Happy New Years From Times Square!
Environmental impacts of the celebration

photo illustration by The Pacific Sentinel Editorial Staff

On December 31st, people around the world celebrate the end of one year to ring in the next. The Times Square ball drop in New York City is the signature New Year’s Eve celebration in the United States. The Big Apple celebration dates back to 1904, and has since evolved to include big name celebrities, live performances, thousands of attendees, millions of viewers, and, the traditional bells and whistles: fireworks, glitter, confetti, tinsel, and so on. The celebration comes with environmental costs.

Right before the clock strikes midnight and the ball drops, the city releases 3,000 pounds (1.5 tons) of confetti over Times Square. Confetti became part of the tradition in 1992 in an effort to make the celebration more of a spectacle and less of a drunken brawl. While the confetti is biodegradable and made from recycled material, once it’s freed, it swirls everywhere. The heat from the crowd pushes confetti above the skyscrapers. Wind carries it all throughout the island metropolis. In Times Square, it gets mixed with the rest of celebratory garbage, topping out at a whopping 50 tons of total waste in recent years. Confetti, party hats, streamers, food containers, cigarette butts, novelty glasses; how does the city deal with all this garbage?

Clean-up begins as soon as the ball drops. An army of nearly 300 sanitation workers equipped with mechanical brooms, backpack blowers, brooms, and garbage trucks work through the night and miraculously finish within 12–16 hours.

Glitter is a staple feature for the holiday season. It’s also impossible to trace how much escapes into the environment, adding to our well-established plastic crisis. The microplastic debris does a lot of ecological damage to marine life. Some cosmetic companies are replacing plastic glitter with synthetic mica and mineral glitter with using starch-based lusters. Some scientists are calling for a ban on plastic glitter but when it comes to the shimmering party favor, plastic glitters are still the norm.

Pollution aside, another form of debris to consider is human waste. Times Square revelers begin to assemble in the viewing pen over 12 hours before the ball drops. There are no bathrooms or porta-potties in the viewing pen. Some resort to adult diapers. Forget sorting the recycling out of the garbage, many revelers are doing their business on the street. This waste, like most garbage in New York City, must get loaded on a barge or train for a long journey—up to 600 miles—to get dumped in a landfill.
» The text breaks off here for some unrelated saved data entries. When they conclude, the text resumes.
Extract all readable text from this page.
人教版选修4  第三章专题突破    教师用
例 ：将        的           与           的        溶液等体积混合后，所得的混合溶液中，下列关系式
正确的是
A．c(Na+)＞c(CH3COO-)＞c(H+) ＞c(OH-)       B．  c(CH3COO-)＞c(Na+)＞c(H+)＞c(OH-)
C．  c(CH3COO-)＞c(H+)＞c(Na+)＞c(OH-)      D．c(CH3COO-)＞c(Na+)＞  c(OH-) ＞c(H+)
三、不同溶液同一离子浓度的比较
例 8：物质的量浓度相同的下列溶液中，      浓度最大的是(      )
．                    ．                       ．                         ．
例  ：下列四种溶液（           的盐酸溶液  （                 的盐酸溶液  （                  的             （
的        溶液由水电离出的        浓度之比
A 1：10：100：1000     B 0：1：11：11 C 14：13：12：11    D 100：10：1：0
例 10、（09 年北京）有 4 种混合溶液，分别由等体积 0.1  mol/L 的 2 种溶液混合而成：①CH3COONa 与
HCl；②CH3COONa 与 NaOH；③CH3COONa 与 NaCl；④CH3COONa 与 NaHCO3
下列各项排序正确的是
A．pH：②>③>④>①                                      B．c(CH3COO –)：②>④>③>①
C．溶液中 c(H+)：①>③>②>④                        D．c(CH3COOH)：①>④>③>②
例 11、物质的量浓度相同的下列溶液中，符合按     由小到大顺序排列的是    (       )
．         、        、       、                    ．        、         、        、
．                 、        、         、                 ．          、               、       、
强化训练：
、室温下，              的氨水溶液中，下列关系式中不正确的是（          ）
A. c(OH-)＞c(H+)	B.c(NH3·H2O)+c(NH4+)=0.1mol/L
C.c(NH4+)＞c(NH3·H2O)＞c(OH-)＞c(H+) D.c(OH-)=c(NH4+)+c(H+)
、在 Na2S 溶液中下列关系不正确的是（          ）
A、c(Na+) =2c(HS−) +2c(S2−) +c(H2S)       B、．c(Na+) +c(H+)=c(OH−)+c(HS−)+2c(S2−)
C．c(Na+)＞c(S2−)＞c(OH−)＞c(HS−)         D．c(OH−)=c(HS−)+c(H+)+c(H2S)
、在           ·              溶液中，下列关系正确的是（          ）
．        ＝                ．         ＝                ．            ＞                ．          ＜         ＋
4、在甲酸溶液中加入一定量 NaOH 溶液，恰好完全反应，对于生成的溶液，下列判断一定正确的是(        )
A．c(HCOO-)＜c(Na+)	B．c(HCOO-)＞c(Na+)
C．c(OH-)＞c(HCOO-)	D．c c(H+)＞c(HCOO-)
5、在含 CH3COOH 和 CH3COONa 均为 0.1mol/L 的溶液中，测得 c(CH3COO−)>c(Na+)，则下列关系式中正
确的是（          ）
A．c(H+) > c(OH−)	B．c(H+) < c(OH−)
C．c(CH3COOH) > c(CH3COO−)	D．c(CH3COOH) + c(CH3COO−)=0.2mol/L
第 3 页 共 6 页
Another New Year’s spectacle in many cities is a fireworks show. From Central Park to Times Square to the Brooklyn Bridge to Prospect Park, midnight fireworks illuminate the sky all over New York City. The dazzling display releases a toxic medley of chemicals and particulates into the air. Fireworks are also linked to increased levels of magnesium, and greenhouse gasses like nitrogen dioxide and sulfur dioxide in the air.

This year, Germany’s Federal Environment Agency released a statement urging people not to use fireworks on New Year’s Eve, which, the agency chief told The Rheinische Post, create 4,500 tons of fine dust particulates in the air. This annual fireworks display is equivalent “to about 15.5 percent of the particulate matter emitted by road traffic each year.” Critics say that the small particulates in high concentration are bad for health and exacerbate respiratory conditions. Furthermore, fireworks with their bright lights, loud bangs and shrill whistles disorient and scare animals. Fireworks cause birds to flee en masse. Offspring can be left to die in abandoned nests. In 2017, the Galapagos Islands banned all New Year’s Eve fireworks to protect wildlife. India banned fireworks in Delhi because of the thick smog caused by Diwali fireworks.

In the Portland, Oregon and Vancouver, Washington areas, fireworks are seeing increased regulation and restriction. How will our celebratory traditions change and adapt to increasing needs for change as we begin to understand the scope of the impact these traditions have had? Fake Christmas trees? Silent laser and video projection based alternatives to fireworks displays? We will definitely celebrate, but how?